Hemizygosity Enables a Mutational Transition Governing Fungal Virulence and Commensalism

Candida albicans is a commensal fungus of human gastrointestinal and reproductive tracts, but also causes life-threatening systemic infections. The balance between colonization and pathogenesis is associated with phenotypic plasticity, with alternative cell states producing different outcomes in a mammalian host. Here, we reveal that gene dosage of a master transcription factor regulates cell differentiation in diploid C. albicans cells, as EFG1 hemizygous cells undergo a phenotypic transition inaccessible to “wild-type” cells with two functional EFG1 alleles. Notably, clinical isolates are often EFG1 hemizygous and thus licensed to undergo this transition. Phenotypic change corresponds to high-frequency loss of the functional EFG1 allele via de novo mutation or gene conversion events.

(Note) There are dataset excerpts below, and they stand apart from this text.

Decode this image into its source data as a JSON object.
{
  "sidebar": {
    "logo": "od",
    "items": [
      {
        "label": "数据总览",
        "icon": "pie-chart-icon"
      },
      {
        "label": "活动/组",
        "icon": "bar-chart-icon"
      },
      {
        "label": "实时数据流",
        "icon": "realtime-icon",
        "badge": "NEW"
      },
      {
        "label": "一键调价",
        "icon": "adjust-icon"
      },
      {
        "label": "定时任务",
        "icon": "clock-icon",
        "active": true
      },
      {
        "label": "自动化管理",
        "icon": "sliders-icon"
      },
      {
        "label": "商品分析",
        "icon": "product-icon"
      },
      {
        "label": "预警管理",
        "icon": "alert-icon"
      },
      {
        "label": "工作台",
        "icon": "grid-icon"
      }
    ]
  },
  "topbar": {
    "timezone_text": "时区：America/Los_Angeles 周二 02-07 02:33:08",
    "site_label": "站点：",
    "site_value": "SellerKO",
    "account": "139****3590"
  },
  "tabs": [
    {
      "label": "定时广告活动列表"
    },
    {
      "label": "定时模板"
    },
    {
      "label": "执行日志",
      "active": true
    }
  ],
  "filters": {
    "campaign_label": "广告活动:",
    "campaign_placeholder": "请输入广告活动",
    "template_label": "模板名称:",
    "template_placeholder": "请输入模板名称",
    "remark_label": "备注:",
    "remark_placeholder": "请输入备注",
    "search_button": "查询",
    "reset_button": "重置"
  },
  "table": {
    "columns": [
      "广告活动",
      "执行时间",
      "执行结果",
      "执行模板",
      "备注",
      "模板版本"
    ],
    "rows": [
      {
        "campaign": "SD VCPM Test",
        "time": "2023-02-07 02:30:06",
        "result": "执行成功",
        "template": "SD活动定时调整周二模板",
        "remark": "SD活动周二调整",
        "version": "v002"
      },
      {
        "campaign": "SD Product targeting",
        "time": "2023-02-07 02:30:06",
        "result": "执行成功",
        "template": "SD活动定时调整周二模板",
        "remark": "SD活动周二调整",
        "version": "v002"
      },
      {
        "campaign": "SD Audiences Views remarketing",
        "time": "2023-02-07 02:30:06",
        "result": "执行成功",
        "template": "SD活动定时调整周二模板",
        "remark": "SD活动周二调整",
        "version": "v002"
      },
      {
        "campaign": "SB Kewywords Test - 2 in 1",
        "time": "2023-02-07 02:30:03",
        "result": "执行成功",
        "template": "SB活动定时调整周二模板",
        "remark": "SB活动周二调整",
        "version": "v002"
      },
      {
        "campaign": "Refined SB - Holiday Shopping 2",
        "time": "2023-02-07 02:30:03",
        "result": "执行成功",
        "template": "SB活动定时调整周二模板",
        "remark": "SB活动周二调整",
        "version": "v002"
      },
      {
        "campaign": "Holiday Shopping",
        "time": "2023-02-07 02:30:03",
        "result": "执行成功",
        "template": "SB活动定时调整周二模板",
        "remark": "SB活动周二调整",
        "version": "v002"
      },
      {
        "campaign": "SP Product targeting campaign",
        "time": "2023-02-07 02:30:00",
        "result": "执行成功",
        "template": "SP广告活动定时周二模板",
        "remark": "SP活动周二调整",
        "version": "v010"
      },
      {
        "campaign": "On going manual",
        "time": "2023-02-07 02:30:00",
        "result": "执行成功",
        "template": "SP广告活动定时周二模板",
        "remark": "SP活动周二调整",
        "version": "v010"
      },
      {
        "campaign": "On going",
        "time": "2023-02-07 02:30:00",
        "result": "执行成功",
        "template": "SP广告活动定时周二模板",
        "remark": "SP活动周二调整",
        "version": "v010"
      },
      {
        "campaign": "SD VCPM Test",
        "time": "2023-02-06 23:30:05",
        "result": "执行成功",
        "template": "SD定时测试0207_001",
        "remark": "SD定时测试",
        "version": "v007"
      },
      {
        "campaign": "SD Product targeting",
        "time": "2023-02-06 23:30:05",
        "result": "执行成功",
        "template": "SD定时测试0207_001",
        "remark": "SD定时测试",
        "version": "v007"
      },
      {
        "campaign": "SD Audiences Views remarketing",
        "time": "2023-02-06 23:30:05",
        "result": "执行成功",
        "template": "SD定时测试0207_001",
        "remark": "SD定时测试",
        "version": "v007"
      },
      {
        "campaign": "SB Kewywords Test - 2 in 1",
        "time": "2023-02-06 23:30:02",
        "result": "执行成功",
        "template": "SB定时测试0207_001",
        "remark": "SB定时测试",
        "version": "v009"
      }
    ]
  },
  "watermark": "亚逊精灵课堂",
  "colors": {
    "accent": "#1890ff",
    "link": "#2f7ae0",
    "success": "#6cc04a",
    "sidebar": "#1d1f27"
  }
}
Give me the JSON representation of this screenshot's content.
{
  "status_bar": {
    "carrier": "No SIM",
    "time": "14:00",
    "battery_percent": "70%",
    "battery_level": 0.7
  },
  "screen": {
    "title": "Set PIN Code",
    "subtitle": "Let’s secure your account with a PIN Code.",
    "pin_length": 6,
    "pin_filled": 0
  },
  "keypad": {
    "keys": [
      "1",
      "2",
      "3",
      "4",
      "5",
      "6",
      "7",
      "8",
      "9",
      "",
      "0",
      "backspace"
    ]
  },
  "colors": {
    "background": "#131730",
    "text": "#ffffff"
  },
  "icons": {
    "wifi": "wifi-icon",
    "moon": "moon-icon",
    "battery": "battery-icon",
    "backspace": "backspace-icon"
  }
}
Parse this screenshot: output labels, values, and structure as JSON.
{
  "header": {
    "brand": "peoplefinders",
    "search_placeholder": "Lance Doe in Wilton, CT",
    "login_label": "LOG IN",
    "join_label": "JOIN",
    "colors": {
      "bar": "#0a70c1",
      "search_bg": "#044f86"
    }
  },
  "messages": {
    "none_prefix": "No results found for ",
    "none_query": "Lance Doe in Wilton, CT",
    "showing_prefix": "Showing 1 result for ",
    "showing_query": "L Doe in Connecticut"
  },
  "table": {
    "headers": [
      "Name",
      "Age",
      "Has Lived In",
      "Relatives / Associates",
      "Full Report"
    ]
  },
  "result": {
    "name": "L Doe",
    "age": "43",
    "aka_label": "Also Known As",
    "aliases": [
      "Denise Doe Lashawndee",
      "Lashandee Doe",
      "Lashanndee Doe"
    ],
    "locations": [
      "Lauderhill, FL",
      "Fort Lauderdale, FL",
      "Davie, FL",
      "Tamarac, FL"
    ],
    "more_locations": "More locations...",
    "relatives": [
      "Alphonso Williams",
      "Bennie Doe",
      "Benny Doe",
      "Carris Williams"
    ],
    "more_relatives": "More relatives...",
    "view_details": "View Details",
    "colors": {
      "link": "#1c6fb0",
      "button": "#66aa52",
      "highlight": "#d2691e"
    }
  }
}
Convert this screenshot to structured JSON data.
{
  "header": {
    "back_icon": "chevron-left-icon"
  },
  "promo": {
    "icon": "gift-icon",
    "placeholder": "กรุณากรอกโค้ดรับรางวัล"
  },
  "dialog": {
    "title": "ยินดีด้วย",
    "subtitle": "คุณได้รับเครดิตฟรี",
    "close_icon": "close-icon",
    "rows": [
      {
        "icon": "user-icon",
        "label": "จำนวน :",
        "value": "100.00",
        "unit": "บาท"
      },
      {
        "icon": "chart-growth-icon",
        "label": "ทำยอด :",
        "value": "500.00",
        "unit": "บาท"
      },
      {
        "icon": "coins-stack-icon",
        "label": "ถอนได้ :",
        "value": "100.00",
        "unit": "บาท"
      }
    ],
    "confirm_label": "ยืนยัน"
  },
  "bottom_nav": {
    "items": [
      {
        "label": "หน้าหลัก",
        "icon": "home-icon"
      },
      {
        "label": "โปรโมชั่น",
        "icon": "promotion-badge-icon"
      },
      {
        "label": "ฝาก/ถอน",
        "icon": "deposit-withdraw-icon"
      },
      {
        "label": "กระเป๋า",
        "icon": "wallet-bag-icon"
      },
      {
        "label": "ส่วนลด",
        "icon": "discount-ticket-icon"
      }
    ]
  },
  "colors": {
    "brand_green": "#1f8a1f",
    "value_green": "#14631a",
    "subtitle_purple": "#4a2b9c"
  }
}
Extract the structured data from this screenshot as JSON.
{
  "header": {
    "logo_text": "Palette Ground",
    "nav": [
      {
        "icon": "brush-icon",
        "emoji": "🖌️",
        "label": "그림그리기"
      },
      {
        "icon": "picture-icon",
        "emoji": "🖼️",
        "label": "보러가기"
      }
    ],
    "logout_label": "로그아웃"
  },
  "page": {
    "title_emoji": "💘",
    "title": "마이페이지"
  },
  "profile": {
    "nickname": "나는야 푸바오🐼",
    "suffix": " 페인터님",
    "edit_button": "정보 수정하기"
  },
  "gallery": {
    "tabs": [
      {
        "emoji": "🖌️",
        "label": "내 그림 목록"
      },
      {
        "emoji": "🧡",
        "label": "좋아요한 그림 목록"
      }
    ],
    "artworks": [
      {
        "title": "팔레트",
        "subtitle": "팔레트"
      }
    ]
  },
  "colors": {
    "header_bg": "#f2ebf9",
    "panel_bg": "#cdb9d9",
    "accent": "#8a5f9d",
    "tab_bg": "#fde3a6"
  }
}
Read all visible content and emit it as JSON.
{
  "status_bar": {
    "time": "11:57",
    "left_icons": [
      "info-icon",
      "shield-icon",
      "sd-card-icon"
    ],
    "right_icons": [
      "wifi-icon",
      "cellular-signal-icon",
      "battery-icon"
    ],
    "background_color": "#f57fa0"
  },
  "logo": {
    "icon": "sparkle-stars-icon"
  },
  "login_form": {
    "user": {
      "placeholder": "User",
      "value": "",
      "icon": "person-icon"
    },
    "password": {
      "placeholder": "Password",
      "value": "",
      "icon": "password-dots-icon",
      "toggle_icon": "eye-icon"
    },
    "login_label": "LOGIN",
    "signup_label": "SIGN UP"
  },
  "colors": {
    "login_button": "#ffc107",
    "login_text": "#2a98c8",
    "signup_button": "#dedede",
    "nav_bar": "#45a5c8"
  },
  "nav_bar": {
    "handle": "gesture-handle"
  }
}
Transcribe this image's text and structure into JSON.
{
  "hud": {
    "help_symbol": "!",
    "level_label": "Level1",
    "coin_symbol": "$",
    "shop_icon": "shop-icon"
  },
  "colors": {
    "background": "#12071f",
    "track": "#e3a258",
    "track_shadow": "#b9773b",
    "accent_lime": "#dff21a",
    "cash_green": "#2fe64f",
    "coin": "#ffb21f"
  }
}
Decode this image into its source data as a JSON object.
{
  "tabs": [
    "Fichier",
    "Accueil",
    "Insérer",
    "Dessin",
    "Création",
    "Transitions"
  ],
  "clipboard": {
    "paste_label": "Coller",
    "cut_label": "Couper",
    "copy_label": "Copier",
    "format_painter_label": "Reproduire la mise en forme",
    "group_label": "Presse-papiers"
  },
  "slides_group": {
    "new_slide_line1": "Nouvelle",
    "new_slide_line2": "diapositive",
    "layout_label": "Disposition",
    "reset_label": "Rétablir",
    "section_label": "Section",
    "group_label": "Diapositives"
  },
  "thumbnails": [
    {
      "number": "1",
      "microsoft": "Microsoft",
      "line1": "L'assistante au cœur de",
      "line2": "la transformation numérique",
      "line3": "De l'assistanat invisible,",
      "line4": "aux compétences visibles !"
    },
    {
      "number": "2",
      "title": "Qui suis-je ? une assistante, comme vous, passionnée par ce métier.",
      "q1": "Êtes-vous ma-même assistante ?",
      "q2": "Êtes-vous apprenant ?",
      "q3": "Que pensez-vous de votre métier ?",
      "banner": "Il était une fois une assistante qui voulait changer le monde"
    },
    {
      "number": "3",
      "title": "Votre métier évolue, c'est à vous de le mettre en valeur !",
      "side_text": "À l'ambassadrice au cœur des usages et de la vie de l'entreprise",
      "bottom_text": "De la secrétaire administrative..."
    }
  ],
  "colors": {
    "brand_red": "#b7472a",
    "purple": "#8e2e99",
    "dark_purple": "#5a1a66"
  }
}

This phenomenon also occurs during passaging in the gastrointestinal tract with the resulting cell type being hypercompetitive for commensal and systemic infections. A “two-hit” genetic model therefore underlies a key phenotypic transition in C. albicans that enables adaptation to host niches. [Display omitted] •TF loss frequently occurs during murine infections and drives host adaptation•Hemizygosity of the EFG1 TF licenses a phenotypic transition in C. albicans cells•Numerous clinical isolates are EFG1 hemizygous and thus can undergo this transition•This “phenotypic switch” corresponds to mutational loss of EFG1 function Microorganisms use diverse strategies to adapt to their environment. Liang et al. reveal a two-hit genetic mechanism underlies a high-frequency phenotypic transition in the diploid fungus Candida albicans. Clinical isolates heterozygous for a key transcription factor readily lose gene function, triggering a transition that impacts both commensalism and pathogenicity.